In an on-line article, published in the Lancaster On-Line, Teddy Borawski, a geologist who is the Chief of the Minerals Section in the Bureau of Forestry, in the Pennsylvania State Department of Conservation and Natural Resources (DCNR), is quoted as making an anti-semitic comment about documentary film-maker, Josh Fox, whose film, Gasland, has won many awards and was an Oscar nominee for Best Documentary this year.

Fox’s film raises health, environmental, and human rights concerns with a gas drilling practice called hydraulic fracturing, which Borawski espouses. In his comments, speaking to the Pennsylvania Dutch Chapter of the Chartered Property Casualty Underwriters Society, in Nettsville, PA Borawski, reportedly told the audience that “Joseph Goebbels would have been proud,” of Josh Fox, who is the grandson of Holocaust survivors who fled Europe.

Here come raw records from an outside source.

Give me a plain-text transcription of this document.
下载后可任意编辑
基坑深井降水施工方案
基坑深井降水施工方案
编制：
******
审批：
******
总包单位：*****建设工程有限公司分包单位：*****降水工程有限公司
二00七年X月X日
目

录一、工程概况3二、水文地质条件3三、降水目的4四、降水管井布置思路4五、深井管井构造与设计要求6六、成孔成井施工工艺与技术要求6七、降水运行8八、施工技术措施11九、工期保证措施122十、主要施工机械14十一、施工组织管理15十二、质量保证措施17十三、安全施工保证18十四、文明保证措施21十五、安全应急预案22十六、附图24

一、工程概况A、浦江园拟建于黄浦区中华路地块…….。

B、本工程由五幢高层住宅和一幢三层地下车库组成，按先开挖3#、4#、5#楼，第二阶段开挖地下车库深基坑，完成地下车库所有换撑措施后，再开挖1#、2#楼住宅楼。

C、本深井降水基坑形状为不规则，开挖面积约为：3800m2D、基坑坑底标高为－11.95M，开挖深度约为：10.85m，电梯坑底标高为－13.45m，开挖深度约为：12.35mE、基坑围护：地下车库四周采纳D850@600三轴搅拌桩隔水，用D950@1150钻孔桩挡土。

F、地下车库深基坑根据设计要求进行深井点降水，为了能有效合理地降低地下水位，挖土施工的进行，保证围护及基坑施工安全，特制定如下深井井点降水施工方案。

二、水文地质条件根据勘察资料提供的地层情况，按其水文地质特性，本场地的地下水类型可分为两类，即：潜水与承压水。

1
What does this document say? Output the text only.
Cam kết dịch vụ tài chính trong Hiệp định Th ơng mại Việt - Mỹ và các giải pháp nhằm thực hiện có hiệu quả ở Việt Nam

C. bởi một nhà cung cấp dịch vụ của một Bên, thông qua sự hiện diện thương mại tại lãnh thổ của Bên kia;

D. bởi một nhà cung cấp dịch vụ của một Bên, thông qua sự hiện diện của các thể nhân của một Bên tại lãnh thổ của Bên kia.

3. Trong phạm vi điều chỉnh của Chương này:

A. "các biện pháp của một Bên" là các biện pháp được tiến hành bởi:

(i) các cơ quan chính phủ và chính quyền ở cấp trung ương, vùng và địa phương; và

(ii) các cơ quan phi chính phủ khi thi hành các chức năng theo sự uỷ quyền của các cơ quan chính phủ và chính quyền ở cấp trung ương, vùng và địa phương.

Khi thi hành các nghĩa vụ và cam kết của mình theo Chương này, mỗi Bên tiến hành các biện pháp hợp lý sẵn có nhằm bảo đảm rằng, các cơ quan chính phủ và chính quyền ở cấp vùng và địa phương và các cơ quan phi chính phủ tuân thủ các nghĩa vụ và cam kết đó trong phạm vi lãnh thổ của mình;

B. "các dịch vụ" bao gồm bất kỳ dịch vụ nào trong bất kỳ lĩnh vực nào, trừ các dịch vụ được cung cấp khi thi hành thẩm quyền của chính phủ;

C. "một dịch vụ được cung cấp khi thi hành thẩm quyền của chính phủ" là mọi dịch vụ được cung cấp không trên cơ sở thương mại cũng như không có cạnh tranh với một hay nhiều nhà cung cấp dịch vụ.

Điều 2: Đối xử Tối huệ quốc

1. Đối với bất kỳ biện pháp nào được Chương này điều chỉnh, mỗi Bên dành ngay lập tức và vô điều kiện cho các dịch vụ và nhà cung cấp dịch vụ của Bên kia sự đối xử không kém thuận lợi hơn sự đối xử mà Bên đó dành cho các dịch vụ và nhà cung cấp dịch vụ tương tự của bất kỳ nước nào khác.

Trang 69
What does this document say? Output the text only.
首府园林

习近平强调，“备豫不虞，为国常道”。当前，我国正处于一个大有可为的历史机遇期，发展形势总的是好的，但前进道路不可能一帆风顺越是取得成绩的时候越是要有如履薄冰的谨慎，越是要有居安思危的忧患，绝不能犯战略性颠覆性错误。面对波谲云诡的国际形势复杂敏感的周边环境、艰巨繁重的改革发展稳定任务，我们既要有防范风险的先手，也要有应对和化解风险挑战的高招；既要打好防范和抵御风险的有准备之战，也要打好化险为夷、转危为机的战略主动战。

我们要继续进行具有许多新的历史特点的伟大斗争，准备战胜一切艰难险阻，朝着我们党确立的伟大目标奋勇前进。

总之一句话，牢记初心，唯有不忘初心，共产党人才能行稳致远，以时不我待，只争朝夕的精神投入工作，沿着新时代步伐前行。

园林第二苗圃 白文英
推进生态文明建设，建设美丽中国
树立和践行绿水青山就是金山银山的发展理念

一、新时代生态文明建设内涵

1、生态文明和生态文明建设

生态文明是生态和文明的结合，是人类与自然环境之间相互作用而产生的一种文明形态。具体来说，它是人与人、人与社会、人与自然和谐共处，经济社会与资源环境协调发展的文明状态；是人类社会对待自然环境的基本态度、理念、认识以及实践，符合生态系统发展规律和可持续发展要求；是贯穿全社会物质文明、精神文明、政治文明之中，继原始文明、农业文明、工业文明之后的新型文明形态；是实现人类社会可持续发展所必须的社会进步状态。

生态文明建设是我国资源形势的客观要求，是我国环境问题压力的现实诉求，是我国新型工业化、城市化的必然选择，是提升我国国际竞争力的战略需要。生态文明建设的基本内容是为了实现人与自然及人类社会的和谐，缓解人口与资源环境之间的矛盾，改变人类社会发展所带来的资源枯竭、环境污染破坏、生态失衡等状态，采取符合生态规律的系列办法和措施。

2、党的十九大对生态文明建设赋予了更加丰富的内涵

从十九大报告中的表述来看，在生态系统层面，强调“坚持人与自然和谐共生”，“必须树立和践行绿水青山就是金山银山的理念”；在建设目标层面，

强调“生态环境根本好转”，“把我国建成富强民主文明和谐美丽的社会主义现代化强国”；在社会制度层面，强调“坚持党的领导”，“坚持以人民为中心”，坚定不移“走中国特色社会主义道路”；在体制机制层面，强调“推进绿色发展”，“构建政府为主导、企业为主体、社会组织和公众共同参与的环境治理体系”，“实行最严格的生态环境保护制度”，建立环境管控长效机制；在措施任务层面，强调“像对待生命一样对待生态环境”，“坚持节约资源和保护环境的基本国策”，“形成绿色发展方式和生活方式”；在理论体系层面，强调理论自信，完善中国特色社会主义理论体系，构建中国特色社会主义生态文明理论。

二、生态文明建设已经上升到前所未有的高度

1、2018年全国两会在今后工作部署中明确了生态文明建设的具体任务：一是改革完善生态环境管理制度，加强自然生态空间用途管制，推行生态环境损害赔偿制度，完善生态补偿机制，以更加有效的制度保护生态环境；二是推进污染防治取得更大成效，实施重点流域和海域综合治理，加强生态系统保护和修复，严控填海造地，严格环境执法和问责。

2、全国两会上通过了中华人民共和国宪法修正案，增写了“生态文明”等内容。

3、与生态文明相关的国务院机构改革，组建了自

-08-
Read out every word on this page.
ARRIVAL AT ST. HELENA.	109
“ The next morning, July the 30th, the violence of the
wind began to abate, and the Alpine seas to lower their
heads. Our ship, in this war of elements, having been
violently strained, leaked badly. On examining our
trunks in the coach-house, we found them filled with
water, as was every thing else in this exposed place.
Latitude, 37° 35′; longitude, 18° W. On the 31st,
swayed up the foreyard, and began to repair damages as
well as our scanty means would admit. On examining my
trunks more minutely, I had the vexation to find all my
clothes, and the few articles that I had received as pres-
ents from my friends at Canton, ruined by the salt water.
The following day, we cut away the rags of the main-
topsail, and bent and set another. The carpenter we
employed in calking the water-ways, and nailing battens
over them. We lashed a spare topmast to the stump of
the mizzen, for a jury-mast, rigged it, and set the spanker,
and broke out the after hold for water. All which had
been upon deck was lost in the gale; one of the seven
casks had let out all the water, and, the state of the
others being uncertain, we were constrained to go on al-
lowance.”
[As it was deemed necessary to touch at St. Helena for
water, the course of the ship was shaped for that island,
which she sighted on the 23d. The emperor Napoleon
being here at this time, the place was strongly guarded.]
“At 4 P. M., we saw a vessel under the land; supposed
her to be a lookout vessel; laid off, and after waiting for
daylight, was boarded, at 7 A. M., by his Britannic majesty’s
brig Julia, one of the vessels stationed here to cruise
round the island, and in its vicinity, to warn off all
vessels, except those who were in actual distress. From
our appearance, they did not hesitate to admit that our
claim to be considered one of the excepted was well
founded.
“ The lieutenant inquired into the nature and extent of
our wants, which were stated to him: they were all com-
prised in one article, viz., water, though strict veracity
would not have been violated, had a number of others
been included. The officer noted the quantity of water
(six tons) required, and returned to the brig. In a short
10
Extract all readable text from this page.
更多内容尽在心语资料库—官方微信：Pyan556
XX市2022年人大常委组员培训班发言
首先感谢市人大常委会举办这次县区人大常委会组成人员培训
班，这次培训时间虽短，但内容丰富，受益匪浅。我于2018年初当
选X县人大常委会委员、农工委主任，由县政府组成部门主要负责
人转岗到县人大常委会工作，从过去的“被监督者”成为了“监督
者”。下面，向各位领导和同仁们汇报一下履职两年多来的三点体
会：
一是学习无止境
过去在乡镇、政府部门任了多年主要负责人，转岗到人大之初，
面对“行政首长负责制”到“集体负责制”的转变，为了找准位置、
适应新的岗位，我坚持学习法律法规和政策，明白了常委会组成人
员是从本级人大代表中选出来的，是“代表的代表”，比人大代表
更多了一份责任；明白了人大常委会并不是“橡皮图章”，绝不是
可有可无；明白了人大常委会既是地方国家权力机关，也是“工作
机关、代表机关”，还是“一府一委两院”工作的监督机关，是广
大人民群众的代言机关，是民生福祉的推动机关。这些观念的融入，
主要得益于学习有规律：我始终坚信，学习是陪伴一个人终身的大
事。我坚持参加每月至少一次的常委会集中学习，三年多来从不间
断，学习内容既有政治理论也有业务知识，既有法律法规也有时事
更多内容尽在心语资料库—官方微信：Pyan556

Borawski further suggests that Goebbels “would have given (Fox) the Nazi Award.”

A one time oil and gas exploration geologist-geophysicist with the Pennzoil Company and Enron Oil companies, in state documents Borawski promotes the use of state forests and public lands as the “most desirable” locales for drilling and for long term storage of CO2, (and other gas drilling after products.) In a paper he prepared, he points out that it’s easier to restrict “human activity that may breach the reservoir, allowing large volumes of gas to leak or vent to the surface, groundwater aquifers, and atmosphere” on state lands than it is elsewhere.

In the same document, Borawski states that these repositories might be required for as long as “hundreds to thousands of years,” incurring “rental payments” that could affect the long term economic viability of gas development.

Outside of state lands, Borawski in the same document recommends that the state “should consider the possible use of eminent domain to obtain the necessary rights” because otherwise “the cost of obtaining the mineral rights, potential access problems with pipeline right-of-ways, and potential liability issues could pose limitations” on full scale gas development.

According to Lancaster On-Line staff writer, Ad Crable, Borawski, also told the assembled Underwriters Society that the number of wells to be drilled on “both public and private land will increase from about 6,400 wells today to 120,000 wells, perhaps even 180,000.”